How to Appeal a Denied Claim and Actually Win

A denial is not the final answer. A disciplined appeals process recovers revenue you have already earned.

How to Appeal a Denied Claim and Actually Win

Updated July 2026 | By Consult By Me Team

Start by reading the denial

Every denial comes with reason codes (claim adjustment reason codes and remark codes) that explain why it was not paid. Reading them correctly tells you whether the problem is a data error, a coding issue, a missing authorization, or a medical-necessity dispute, and that determines your next move.

Corrected claim or appeal?

Not every denial needs an appeal. A simple data or coding error is usually fixed with a corrected claim, which is faster. An appeal is for when you disagree with the payer's decision, for example a medical-necessity denial, and need them to reconsider with additional evidence.

Gather your evidence

A strong appeal is built on documentation, the medical record supporting necessity, the relevant payer policy or coverage guideline, and any prior communication. The goal is to directly answer the reason the claim was denied.

Write a focused appeal

Cite the specific denial reason and rebut it point by point, referencing the documentation and policy that support payment. A short, specific, well-supported letter beats a long generic one.
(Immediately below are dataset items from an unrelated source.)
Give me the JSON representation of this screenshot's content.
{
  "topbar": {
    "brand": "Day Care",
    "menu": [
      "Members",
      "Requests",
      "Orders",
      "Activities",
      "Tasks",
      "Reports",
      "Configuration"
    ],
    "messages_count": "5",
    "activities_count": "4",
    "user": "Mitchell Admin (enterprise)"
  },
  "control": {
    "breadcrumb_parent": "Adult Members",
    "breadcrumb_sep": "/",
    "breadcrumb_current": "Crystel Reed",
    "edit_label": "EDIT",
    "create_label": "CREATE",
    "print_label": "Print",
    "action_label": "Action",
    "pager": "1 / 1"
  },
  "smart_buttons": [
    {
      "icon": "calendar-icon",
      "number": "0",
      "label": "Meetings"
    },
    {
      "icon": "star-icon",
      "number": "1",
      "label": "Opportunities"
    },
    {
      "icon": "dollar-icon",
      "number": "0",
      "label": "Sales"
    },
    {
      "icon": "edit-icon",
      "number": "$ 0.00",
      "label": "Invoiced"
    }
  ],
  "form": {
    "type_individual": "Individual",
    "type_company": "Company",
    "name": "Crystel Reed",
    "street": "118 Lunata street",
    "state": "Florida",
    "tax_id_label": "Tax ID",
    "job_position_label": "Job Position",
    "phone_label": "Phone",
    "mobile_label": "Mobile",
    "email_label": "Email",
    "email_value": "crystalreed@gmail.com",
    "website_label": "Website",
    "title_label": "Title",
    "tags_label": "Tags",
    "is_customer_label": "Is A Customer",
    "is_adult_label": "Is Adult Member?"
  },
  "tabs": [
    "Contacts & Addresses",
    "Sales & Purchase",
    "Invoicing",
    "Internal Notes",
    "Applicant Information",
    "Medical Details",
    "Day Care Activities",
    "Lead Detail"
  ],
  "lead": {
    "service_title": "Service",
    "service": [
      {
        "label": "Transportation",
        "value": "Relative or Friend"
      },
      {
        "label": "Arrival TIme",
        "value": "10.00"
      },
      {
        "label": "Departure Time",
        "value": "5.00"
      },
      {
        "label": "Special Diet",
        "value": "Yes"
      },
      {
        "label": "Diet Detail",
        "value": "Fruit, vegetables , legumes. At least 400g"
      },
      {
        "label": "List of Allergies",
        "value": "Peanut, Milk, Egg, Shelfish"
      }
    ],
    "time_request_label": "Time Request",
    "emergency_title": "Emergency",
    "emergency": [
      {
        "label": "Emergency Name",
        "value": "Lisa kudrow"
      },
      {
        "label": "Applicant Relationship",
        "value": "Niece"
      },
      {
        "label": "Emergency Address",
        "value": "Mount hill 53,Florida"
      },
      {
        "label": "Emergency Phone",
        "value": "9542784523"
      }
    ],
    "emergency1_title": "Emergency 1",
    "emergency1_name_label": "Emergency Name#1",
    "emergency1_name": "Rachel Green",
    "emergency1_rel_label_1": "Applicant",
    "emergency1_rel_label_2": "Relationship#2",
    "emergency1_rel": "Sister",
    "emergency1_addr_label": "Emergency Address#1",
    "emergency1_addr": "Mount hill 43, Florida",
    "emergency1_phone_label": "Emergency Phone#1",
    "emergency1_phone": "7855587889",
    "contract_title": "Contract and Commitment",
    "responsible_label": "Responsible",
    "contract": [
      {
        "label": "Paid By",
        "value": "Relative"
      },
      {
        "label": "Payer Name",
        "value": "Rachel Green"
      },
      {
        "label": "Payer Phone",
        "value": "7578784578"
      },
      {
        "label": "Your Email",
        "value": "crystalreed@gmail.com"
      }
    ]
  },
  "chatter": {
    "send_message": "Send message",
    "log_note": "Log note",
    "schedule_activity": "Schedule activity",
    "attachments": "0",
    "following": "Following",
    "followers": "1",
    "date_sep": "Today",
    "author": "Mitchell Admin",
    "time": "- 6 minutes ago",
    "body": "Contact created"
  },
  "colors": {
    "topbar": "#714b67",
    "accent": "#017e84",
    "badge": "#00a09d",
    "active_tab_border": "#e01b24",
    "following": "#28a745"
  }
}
Know the levels and the deadlines

Payers typically offer more than one level of appeal, and some cases can go to an external independent review. Each level has a filing deadline that varies by payer and plan, so denials must be worked promptly, missing the window forfeits the revenue regardless of merit.

Track outcomes and fix the root cause

Log every appeal and its result. If the same denial reason or payer keeps recurring, the durable fix is upstream, in verification, coding, or authorization, not in appealing the same mistake forever.

How Consult By Me helps

We work denials quickly, choose correction or appeal appropriately, build documented appeals, meet payer deadlines, and feed the patterns back into your front end. See our denial management service.

Appeal rights, levels, and deadlines vary by payer and plan; always confirm the current requirements for each denial.

Frequently Asked Questions

How long do I have to appeal a denied claim?
It varies by payer and plan, but appeal deadlines are often somewhere between 90 and 180 days from the denial. Because the window differs and can be short, denials should be worked promptly and the specific deadline confirmed with each payer.
What is the difference between a corrected claim and an appeal?
A corrected claim fixes an error on the original claim, such as a wrong code or data field, and is resubmitted. An appeal formally asks the payer to reconsider a decision you disagree with, such as a medical-necessity denial, using supporting documentation.
Can most denied claims be overturned?
Many denials are overturnable when they are worked promptly, categorized correctly, and supported with the right documentation, but some are not, which is why preventing them on the front end matters just as much as appealing.